Computational Video Editing for Dialogue-Driven Scenes

✧ Stanford University, ✻ Adobe Research

Abstract: We present a system for efficiently editing video of dialogue-driven scenes. The input to our system is a standard film script and multiple video takes, each capturing a different camera framing or performance of the complete scene. Our system then automatically selects the most appropriate clip from one of the input takes, for each line of dialogue, based on a user-specified set of film-editing idioms. Our system starts by segmenting the input script into lines of dialogue and then splitting each input take into a sequence of clips time-aligned with each line.
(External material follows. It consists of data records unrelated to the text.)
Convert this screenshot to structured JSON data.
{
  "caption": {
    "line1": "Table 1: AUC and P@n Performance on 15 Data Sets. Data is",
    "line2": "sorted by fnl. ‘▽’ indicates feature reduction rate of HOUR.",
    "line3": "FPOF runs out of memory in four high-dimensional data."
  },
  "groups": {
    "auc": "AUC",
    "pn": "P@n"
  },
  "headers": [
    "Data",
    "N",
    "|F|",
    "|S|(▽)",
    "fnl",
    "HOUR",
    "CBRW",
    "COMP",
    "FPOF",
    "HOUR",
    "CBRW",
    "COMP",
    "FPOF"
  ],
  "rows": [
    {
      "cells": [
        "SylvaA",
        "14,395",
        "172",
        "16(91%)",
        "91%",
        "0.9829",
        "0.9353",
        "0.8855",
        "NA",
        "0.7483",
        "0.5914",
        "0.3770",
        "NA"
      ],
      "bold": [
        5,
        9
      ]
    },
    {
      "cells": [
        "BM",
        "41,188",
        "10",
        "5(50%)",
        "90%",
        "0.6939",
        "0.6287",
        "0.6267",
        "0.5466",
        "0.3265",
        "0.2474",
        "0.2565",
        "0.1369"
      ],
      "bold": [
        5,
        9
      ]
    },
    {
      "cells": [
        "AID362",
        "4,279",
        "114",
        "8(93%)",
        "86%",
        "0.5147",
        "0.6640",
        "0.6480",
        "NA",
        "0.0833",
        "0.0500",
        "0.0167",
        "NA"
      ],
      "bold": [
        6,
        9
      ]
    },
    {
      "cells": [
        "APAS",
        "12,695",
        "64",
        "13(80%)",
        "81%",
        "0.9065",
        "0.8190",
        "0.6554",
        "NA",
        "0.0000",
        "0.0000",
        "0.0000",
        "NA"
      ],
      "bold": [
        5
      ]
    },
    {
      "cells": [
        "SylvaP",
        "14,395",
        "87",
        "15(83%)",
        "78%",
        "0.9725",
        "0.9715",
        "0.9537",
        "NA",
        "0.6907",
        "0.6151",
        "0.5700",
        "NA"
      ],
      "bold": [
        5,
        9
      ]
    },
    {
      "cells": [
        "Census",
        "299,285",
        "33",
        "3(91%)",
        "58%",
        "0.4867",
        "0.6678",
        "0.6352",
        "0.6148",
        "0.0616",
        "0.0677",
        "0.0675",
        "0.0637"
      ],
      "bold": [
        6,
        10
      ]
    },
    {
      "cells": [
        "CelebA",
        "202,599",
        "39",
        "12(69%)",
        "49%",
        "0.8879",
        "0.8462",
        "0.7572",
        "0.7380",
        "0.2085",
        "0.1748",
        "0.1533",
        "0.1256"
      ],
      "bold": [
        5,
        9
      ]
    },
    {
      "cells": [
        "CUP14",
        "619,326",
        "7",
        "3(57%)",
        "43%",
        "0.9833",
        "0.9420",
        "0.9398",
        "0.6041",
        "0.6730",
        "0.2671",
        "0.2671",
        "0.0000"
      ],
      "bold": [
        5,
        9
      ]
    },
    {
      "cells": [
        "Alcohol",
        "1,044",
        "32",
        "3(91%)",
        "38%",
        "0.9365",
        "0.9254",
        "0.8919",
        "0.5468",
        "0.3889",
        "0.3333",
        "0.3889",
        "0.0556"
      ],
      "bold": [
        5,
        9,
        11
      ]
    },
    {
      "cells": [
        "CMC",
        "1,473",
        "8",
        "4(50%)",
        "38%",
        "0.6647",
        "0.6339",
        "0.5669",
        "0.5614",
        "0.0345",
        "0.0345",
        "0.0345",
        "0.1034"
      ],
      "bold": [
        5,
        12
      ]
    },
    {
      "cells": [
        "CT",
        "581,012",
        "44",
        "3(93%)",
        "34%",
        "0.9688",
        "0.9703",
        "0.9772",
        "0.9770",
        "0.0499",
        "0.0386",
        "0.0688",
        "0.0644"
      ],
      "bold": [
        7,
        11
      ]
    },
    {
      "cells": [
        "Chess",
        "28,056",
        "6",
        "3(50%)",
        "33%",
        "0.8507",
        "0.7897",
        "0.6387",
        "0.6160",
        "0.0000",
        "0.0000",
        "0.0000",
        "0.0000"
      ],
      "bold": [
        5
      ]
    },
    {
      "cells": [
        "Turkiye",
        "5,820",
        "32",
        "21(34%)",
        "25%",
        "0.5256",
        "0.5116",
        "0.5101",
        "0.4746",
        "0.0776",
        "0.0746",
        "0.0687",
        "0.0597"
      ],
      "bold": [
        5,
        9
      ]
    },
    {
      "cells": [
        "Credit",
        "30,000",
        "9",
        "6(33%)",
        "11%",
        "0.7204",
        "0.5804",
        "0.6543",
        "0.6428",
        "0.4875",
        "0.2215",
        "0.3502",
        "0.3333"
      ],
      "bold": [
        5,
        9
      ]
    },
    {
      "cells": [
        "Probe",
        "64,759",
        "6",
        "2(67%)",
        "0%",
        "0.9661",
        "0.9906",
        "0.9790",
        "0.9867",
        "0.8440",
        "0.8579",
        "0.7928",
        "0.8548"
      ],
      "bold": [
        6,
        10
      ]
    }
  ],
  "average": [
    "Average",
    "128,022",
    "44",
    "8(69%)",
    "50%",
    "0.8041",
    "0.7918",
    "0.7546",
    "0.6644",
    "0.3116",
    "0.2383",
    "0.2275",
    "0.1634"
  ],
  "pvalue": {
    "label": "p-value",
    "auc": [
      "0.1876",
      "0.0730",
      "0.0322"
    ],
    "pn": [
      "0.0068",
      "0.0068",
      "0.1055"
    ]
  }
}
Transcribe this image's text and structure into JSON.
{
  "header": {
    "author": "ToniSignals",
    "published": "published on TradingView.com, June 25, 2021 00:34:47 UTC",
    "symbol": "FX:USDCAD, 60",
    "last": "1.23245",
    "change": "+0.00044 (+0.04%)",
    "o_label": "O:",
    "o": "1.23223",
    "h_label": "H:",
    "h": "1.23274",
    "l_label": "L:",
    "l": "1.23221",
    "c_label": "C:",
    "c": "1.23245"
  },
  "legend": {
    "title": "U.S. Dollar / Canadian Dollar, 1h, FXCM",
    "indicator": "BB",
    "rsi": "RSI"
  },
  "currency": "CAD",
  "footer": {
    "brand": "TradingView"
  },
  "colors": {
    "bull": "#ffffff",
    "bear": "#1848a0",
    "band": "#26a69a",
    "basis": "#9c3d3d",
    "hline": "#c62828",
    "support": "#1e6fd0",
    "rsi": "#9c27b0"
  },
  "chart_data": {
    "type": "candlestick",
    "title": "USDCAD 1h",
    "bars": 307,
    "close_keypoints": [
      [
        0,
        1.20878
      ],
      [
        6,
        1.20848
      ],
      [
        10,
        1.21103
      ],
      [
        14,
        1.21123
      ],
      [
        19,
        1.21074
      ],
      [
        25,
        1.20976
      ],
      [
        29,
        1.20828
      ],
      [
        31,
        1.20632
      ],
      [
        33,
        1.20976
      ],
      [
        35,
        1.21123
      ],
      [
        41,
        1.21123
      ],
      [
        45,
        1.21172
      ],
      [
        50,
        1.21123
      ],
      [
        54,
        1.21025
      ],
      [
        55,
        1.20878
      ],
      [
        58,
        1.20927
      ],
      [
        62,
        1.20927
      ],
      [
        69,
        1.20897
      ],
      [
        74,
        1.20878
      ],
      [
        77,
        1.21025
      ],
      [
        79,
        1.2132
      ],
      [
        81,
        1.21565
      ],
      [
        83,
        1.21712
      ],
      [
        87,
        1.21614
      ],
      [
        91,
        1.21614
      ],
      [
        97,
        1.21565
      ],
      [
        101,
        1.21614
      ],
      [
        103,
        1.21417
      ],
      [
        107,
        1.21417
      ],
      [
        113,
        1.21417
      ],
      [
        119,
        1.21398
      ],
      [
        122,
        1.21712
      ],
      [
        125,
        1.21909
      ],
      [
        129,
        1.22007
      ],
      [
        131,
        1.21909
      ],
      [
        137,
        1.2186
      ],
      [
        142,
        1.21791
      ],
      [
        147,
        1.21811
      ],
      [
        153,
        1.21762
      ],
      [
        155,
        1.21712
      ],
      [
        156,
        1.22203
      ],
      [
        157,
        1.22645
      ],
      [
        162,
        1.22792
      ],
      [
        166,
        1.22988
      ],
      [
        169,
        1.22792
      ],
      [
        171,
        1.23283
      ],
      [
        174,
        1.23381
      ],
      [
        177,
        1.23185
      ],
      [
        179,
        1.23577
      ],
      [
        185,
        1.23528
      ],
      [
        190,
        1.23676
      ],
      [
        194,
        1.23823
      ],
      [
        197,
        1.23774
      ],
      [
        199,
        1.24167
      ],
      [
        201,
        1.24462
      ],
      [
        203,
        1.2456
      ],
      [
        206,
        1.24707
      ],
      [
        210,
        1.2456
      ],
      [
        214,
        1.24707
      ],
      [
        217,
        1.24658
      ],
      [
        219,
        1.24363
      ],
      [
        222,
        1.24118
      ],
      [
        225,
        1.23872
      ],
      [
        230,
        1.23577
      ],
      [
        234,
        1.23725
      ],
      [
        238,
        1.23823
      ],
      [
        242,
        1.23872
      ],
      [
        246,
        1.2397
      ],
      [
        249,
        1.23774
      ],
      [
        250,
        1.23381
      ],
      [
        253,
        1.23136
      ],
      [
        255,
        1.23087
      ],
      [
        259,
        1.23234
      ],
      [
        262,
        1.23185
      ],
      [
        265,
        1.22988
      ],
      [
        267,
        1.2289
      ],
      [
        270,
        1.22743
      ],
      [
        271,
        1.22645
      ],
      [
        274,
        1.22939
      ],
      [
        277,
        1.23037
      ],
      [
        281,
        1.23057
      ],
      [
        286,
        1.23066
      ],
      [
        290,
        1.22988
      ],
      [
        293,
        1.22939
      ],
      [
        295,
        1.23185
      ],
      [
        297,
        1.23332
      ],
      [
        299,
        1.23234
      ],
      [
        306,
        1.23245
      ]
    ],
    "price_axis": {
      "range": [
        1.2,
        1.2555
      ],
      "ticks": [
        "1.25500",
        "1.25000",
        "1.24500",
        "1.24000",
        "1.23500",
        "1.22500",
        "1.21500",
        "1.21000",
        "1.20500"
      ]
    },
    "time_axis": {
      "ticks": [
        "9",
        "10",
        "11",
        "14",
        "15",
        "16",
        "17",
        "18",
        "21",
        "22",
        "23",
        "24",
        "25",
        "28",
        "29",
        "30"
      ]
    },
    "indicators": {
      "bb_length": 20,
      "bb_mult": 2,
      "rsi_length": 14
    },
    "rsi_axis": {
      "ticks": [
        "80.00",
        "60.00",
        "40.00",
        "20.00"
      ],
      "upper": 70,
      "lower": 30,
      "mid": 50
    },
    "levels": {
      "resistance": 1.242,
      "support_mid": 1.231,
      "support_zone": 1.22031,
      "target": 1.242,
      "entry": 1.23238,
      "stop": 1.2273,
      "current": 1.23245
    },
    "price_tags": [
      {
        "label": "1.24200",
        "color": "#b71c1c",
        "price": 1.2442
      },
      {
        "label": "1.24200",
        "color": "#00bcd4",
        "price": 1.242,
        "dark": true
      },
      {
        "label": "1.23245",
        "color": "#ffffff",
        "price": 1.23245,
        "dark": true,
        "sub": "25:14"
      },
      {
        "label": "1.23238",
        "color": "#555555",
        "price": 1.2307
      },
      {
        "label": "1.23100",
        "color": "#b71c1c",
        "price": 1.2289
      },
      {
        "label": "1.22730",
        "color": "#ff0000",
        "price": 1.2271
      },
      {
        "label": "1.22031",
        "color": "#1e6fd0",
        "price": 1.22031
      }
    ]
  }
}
Next it labels the script and the clips with high-level structural information (e.g., emotional sentiment of dialogue, camera framing of clip, etc.). After this pre-process, our interface offers a set of basic idioms that users can combine in a variety of ways to build custom editing styles. Our system encodes each basic idiom as a Hidden Markov Model that relates editing decisions to the labels extracted in the pre-process. For short scenes (< 2 minutes, 8-16 takes, 6-27 lines of dialogue) applying the user-specified combination of idioms to the pre-processed inputs generates an edited sequence in 2-3 seconds. We show that this is significantly faster than the hours of user time skilled editors typically require to produce such edits and that the quick feedback lets users iteratively explore the space of edit designs.

Example:
Fig. 1: Given a script and multiple video recordings, or takes, of a dialogue-driven scene as input (left), our computational video editing system automatically selects the most appropriate clip from one of the takes for each line of dialogue in the script based on a set of user-specified film-editing idioms (right). For this scene titled Fluffles, editing style A (top row) combines two such idioms; start wide ensures that the first clip is a wide, establishing shot of all the characters in the scene, and speaker visible ensures that the speaker of each line of dialogue is visible. Editing style B (middle) adds in the intensify emotion idiom, which reserves close ups for strongly emotional lines of dialogue, as in lines 4 and 5 where the emotional sentiment strength (shown in blue) is greater than 0.65. Editing style C (bottom) replaces the intensify emotion idiom with emphasize character that focuses on the Stacy character whenever Ryan has a particularly short line of dialogue, as in lines 1 and 3.